Он не слишком разговорчив… не думаю, чтобы мой внешний вид имел какое-либо значение, а вот, взглянув на него, сразу можно понять, что он наверняка где-то кем-то служит… полицейский… или военный… забавно!.. эта форма мне незнакома, хотя каких только форм и нашивок я не видел после Баден-Бадена… и Моосбурга… придется его спросить… он отвечает…

– Feuermann!.. пожарник… Hauptmann!.. капитан!

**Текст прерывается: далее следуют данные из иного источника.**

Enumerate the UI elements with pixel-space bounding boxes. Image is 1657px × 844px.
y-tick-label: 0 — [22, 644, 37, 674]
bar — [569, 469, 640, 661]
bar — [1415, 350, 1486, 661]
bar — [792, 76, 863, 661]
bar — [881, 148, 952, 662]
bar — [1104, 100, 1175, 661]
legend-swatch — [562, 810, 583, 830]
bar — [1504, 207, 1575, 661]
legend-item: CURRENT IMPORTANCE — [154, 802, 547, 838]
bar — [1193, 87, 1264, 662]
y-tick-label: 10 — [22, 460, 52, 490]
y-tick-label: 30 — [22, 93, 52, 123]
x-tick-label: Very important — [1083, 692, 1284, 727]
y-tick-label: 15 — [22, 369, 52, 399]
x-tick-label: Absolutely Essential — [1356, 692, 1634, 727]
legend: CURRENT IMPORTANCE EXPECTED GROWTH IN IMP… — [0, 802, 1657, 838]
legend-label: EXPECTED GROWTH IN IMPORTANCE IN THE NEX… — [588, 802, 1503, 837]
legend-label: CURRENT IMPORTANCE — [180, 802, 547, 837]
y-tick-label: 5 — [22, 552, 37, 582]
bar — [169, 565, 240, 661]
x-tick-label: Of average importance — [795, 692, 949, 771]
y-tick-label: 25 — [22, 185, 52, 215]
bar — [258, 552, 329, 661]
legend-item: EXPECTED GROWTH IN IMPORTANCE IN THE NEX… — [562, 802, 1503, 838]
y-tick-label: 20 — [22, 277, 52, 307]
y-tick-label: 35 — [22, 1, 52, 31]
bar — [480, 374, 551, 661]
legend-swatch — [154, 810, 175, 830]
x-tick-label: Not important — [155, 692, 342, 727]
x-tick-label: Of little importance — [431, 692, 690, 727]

Опять мне приходится переводить… этот капитан-пожарник говорит только на языке фрицев… да! ни слова по-французски! и в самом деле, он немного странноват… обычно тут у любого, кто хоть немного пообтерся и получил хоть какое-то образование, пусть даже весьма своеобразное, где-нибудь в местном Сен-Мэксане, только одно на уме: чувствовать себя во Франции как дома, болтать, общаться, быть в центре внимания, чтобы вокруг них постоянно суетились услужливые девушки, а у камина собирались очарованные ими господа и дамы… ценители Французской Драмы… и все светские люди, самые сливки общества… ах, Святая Катерина! ах, Анналы!.. Сталинград? мы и не такое видали! а о чем сейчас пишут в Н. Р. Ф.? сразу слышатся стоны! поцелуйте Гастона! а как вам тот ребеночек на черной мессе у Мориака… ах! ах! ах!.. нет, в обществе этого бородача можно было отдохнуть от всей этой бессмысленной болтовни, однако мне хотелось бы знать, откуда он… я интересуюсь у него…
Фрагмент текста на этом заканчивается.